Saturday, May 2, 2015

Hit Me, I'm Suffocating Here!

Today while mowing my lawn, I was listening to the soundtrack from the movie August Rush.  It's a great little story; one which was lambasted by the critics but every person I've ever talked to who has watched it enjoyed thoroughly. There is a scene in the movie which kept popping up in my head as I pushed my mower around and around the yard. Here's the clip:

"Hit me! I'm suffocating here!" This line kept passing through my brain as I mowed. It actually fits the way I've been feeling for some time now in my own life. Not so much as I'm looking to get punched in the face necessarily, but I have felt for a while now as if I were drowning. What's interesting in this clip to me, is Louis, the guy who says he's suffocating used to be in a band with his brother the guy who hits him. Without spoiling the movie for you I'll just say he gave up playing in the band and moved into the corporate sector of the music industry. Doing something to make a living instead of doing what actually makes him come alive. 

Have you ever been there? Doing what is required of you, or expected of you instead of doing the thing which actually makes you come alive. This is where I'm living right now, or more truthfully where I have been living for most of my adult life. It is is a place which will suck the life right out of you, and suffocating is a great word to describe it.

I have counseled people through the years to go out and do what they are passionate about. Finding their place in the Story God is telling and living from there. It has helped a great number of people I know to do this too. Problem is for me, it seems as if life has gotten in the way of doing what I love to do. What I mean by this, is in order for me to provide for my family, I work a job to make money so I can pay the bills. And at times it feels as if the bills will never stop growing. Understand me, this is not a pity party by any means, although I have had a few of them over the years. I have just placed myself at the mercy of debt, which has kept me from doing the thing I love to do, which is writing.

I would love nothing more than to actually write for a living. Don't get me wrong, I enjoy the work I do, but it's work not what I love. Writing is what I love, I just haven't figured out how to make it pay yet. My dream would be to have the ability to create stories and get paid to write them. To find a following of people who actually enjoy my storytelling to the point they were willing to pay for them. I would absolutely love to work from an office, instead of spending 99% of my days out in the elements. (especially when it's raining, I hate working in the rain). The Beatles actually wrote a song about me many years ago, give it a listen.



My thought here today is to encourage you to think about and find the thing which makes you happy, and come alive and pursue it. I always told my kids to find the thing God has for them, the reason they were created and go do it with all their hearts. If they would do this, then the money and provision would come. Of course this is easier to do when you don't have house payments, car payments and such, which is why I encourage this in them. 

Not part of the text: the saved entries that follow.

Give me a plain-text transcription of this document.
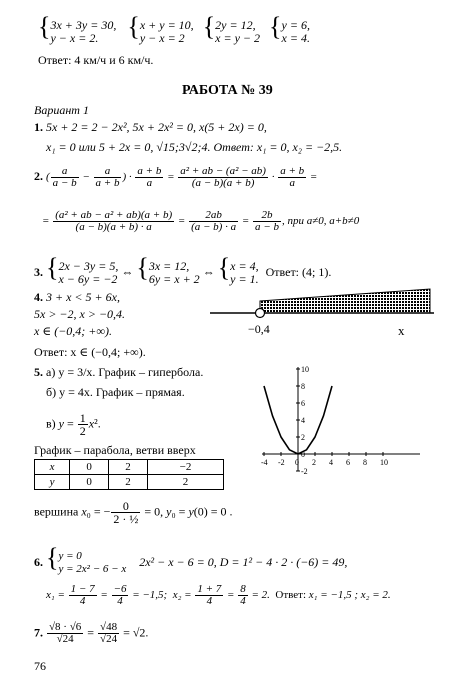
{3x + 3y = 30,
y − x = 2. {x + y = 10,
y − x = 2 {2y = 12,
x = y − 2 {y = 6,
x = 4.
Ответ: 4 км/ч и 6 км/ч.
РАБОТА № 39
Вариант 1
1. 5x + 2 = 2 − 2x², 5x + 2x² = 0, x(5 + 2x) = 0,
x₁ = 0 или 5 + 2x = 0, √15;3√2;4. Ответ: x₁ = 0, x₂ = −2,5.
2. ( $\frac{a}{a - b} - \frac{a}{a + b}$ ) · $\frac{a + b}{a} = \frac{\text{a² + ab − (a² − ab)}}{(a - b)(a + b)} \cdot \frac{a + b}{a}$ =
= $\frac{\text{(a² + ab − a² + ab)(a + b)}}{(a - b)(a + b) \cdot a} = \frac{2ab}{(a - b) \cdot a} = \frac{2b}{a - b}$ , при a≠0, a+b≠0
3. {2x − 3y = 5,
x − 6y = −2 ⇔ {3x = 12,
6y = x + 2 ⇔ {x = 4,
y = 1. Ответ: (4; 1).
4. 3 + x < 5 + 6x,
5x > −2, x > −0,4.
x ∈ (−0,4; +∞).
Ответ: x ∈ (−0,4; +∞).
−0,4	x
5. а) y = 3/x. График – гипербола.
б) y = 4x. График – прямая.
в) $y = \frac{1}{2} x^2$.
График – парабола, ветви вверх
x	0	2	−2
y	0	2	2
вершина x₀ = − $\frac{0}{\text{2 · ½}} = 0$, y₀ = y(0) = 0 .
-4 -2 0 2 4 6 8 10
10
8
6
4
2
0
-2
6. {y = 0
y = 2x² − 6 − x 2x² − x − 6 = 0, D = 1² − 4 · 2 · (−6) = 49,
$x_1 = \frac{1 - 7}{4} = \frac{-6}{4} = -1,5$;  $x_2 = \frac{1 + 7}{4} = \frac{8}{4} = 2$.  Ответ: x₁ = −1,5 ; x₂ = 2.
7. $\frac{√8 \cdot √6}{√24} = \frac{√48}{√24} = √2$.
76
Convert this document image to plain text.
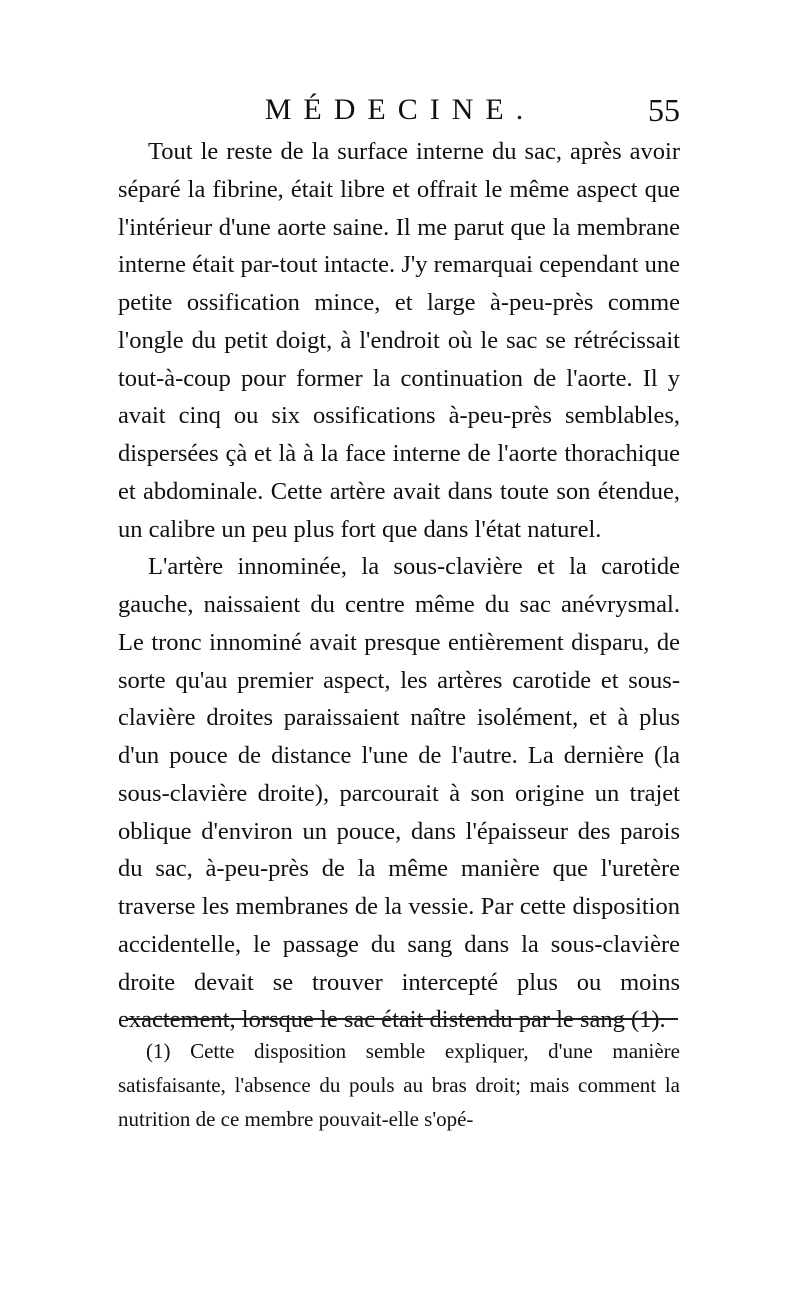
MÉDECINE.	55

Tout le reste de la surface interne du sac, après avoir séparé la fibrine, était libre et offrait le même aspect que l'intérieur d'une aorte saine. Il me parut que la membrane interne était par-tout intacte. J'y remarquai cependant une petite ossification mince, et large à-peu-près comme l'ongle du petit doigt, à l'endroit où le sac se rétrécissait tout-à-coup pour former la continuation de l'aorte. Il y avait cinq ou six ossifications à-peu-près semblables, dispersées çà et là à la face interne de l'aorte thorachique et abdominale. Cette artère avait dans toute son étendue, un calibre un peu plus fort que dans l'état naturel.

L'artère innominée, la sous-clavière et la carotide gauche, naissaient du centre même du sac anévrysmal. Le tronc innominé avait presque entièrement disparu, de sorte qu'au premier aspect, les artères carotide et sous-clavière droites paraissaient naître isolément, et à plus d'un pouce de distance l'une de l'autre. La dernière (la sous-clavière droite), parcourait à son origine un trajet oblique d'environ un pouce, dans l'épaisseur des parois du sac, à-peu-près de la même manière que l'uretère traverse les membranes de la vessie. Par cette disposition accidentelle, le passage du sang dans la sous-clavière droite devait se trouver intercepté plus ou moins exactement, lorsque le sac était distendu par le sang (1).

(1) Cette disposition semble expliquer, d'une manière satisfaisante, l'absence du pouls au bras droit; mais comment la nutrition de ce membre pouvait-elle s'opé-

I know one day I will work from my home office writing and telling stories for the masses, which is one of the reasons I continue to blog. I may not get paid for blogging, but in some small way I feel a sense of accomplishment and hopefully in the process people who read what I've written are either entertained or helped along the way too.

Until next time, for the Kingdom and the King!


1 comment:

Anonymous said...

I hate my government desk job and I see almost no one most days. I think about this line on a daily basis but feel trapped by my "Good job." I'm glad to hear I'm not the only person who experiences this drowning feeling.